Oak Lawn residents and people who work or own businesses in the area fought the development proposed by Lincoln Property Co., citing concerns about the project’s height, density, the traffic it’s expected to generate, removal of mature trees, and the removal of existing affordable housing units from the increasingly expensive neighborhood, among other perceived drawbacks.

Specific opposition came from the Dallas Homeowners League, the Turtle Creek Neighborhood Association, and other homeowners associations and neighborhood groups. The project generated dozens of formal letters of opposition.

Despite its detractors, the high-rise, called Lincoln Katy Trail, had the blessing of the Dallas Plan Commission and received City Council approval Wednesday. It passed with only two council members — Omar Narvaez and Adam Bazaldua — voting against it.

The development site is along the northwest side of Carlisle Street, between Hall Street and Bowen Street.

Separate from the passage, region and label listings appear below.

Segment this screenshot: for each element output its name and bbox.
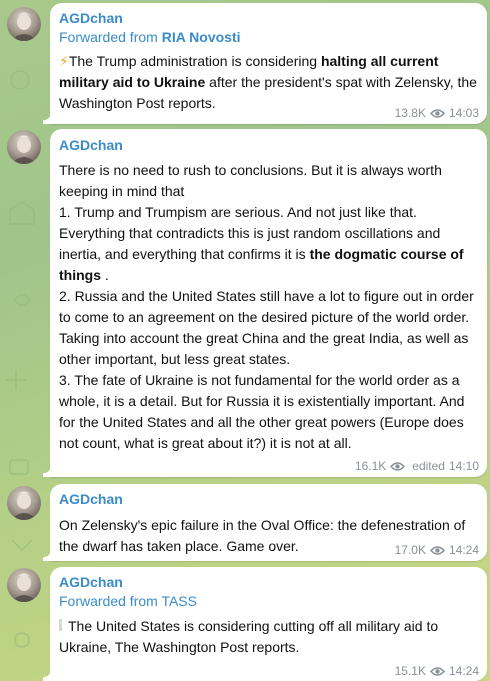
eye-icon: [429, 666, 445, 676]
text-part: The Trump administration is considering: [68, 53, 321, 69]
eye-icon: [429, 108, 445, 118]
timestamp: 14:24: [448, 543, 479, 557]
avatar[interactable]: [7, 7, 41, 41]
timestamp: 14:03: [448, 106, 479, 120]
sender-name[interactable]: AGDchan: [59, 490, 477, 508]
forwarded-header[interactable]: Forwarded from RIA Novosti: [59, 27, 477, 47]
edited-label: edited: [412, 459, 445, 473]
timestamp: 14:10: [448, 459, 479, 473]
forwarded-source[interactable]: RIA Novosti: [162, 29, 241, 45]
message-meta: 15.1K 14:24: [395, 664, 479, 678]
quote-marker: [59, 619, 62, 631]
sender-name[interactable]: AGDchan: [59, 573, 477, 591]
timestamp: 14:24: [448, 664, 479, 678]
view-count: 17.0K: [394, 543, 426, 557]
message-meta: 13.8K 14:03: [395, 106, 479, 120]
message-bubble[interactable]: AGDchan On Zelensky's epic failure in th…: [43, 484, 487, 561]
eye-icon: [429, 545, 445, 555]
paragraph: 1. Trump and Trumpism are serious. And n…: [59, 202, 477, 286]
avatar[interactable]: [7, 486, 41, 520]
message-meta: 16.1K edited 14:10: [355, 459, 479, 473]
forwarded-prefix: Forwarded from: [59, 29, 162, 45]
forwarded-header[interactable]: Forwarded from TASS: [59, 591, 477, 611]
forwarded-source[interactable]: TASS: [161, 593, 197, 609]
text-part: The United States is considering cutting…: [59, 618, 439, 655]
forwarded-prefix: Forwarded from: [59, 593, 162, 609]
view-count: 15.1K: [394, 664, 426, 678]
paragraph: 3. The fate of Ukraine is not fundamenta…: [59, 372, 465, 451]
message-bubble[interactable]: AGDchan Forwarded from RIA Novosti ⚡The …: [43, 3, 487, 124]
lightning-emoji: ⚡: [59, 53, 69, 69]
message-text: There is no need to rush to conclusions.…: [59, 160, 477, 454]
paragraph: 2. Russia and the United States still ha…: [59, 288, 474, 367]
sender-name[interactable]: AGDchan: [59, 136, 477, 154]
message-bubble[interactable]: AGDchan Forwarded from TASS The United S…: [43, 567, 487, 681]
eye-icon: [390, 461, 406, 471]
avatar[interactable]: [7, 568, 41, 602]
avatar[interactable]: [7, 130, 41, 164]
view-count: 13.8K: [394, 106, 426, 120]
text-part: .: [101, 267, 109, 283]
paragraph: There is no need to rush to conclusions.…: [59, 162, 442, 199]
message-text: ⚡The Trump administration is considering…: [59, 51, 477, 114]
sender-name[interactable]: AGDchan: [59, 9, 477, 27]
message-text: The United States is considering cutting…: [59, 616, 477, 658]
message-bubble[interactable]: AGDchan There is no need to rush to conc…: [43, 129, 487, 477]
message-meta: 17.0K 14:24: [395, 543, 479, 557]
view-count: 16.1K: [354, 459, 387, 473]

RELATED: Rezoning rejected for seven-story apartment project near White Rock Lake

Before the vote, Paul Ridley, a former Dallas planning commissioner who is running for City Council in District 14, said the re-zoning should be rejected because it doesn’t meet the standards laid out in the 30-year-old Oak Lawn Plan, a document that spells out how the neighborhood should be developed.

He said approving the zoning would set a bad precedent.

“If this property is given a higher density zoning, it will lead like a row of dominos falling all up Carlisle Street with other properties that are subject to be redeveloped with even higher densities,” he said. “I think that would be terribly undesirable. It would completely change the nature of this neighborhood.”